Good question, @Shawn_Frost! Sorry for the delay answering.
First, one thing to remember with SN (Spectral Normalization) and WGAN is that the main goal with these is to improve stabilization - e.g. avoiding mode collapse. Beyond this, they’re not really about improving the quality of the results.
But, that just explains why their results are no better than the conditional GANs. It doesn’t explain why they are worse than our conditional GANs result. I think the reason the conditional GAN is getting a nicer answer sooner is just that it is solving a simpler problem. For example, the generator might say, “This image I generated is a 9”, and the discriminator has to decide yes-or-no if it is an image of a nine. That’s simpler than the generator saying, “This image is a digit” and the discriminator deciding if it is any one of the 10 digits.
The model for the conditional GAN is basically identical to the code we used in Week 2 for the DC GAN. The only difference is that we are adding a one-hot vector to the input for the generator and the discriminator. If you look at the results for that DC GAN, you’ll see it’s comparable to the WGAN and SN GAN.
But I am not sure whether I am thinking in the right direction. In Conditional DC-GANs, we fed input as noise vector and one_hot_vector to a generator whereas the discriminator takes real and image_one_hot_labels. The generator generates an image of that particular class and the discriminator also generates the image for the same class. I am assuming both received the same label as input which would be simple for the generator to generate images over certain epochs because it received feedback for the same class otherwise it would be fake no matter how better the quality is.

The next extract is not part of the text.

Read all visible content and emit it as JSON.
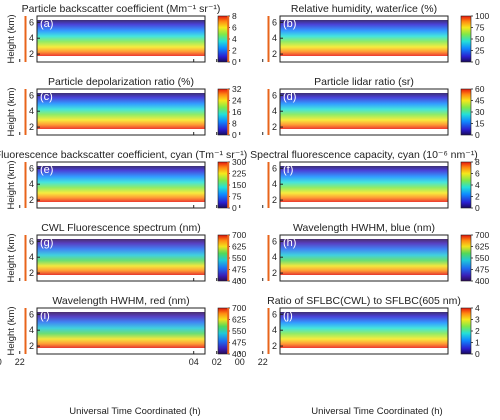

In DC-GANs, Generator synthesizes a random digit and asks the discriminator whether it is a digit from one of the nine digits (0 - 9). Then, the generator receives feedback from the discriminator. However, the randomization process involves the generator and discriminator conversation without certain labels over the epochs. The generator is hard to generate images even though received feedback from the discriminator in 50 epochs but it may generate better quality in longer epochs. It is the same for W-GAN_GP and SN-DCGANs.
Is that right or you can add some explanation that would help me in thinking the right way?
Exactly, @Shawn_Frost! Except for one point, where you wrote that for conditional DC-GANs, “the discriminator also generates an image for the same class.” The discriminator’s output is a prediction for how likely it is that the input image is an image of the specified input class. I may just be mis-interpreting what you meant by this sentence. Regardless, the main idea is exactly right.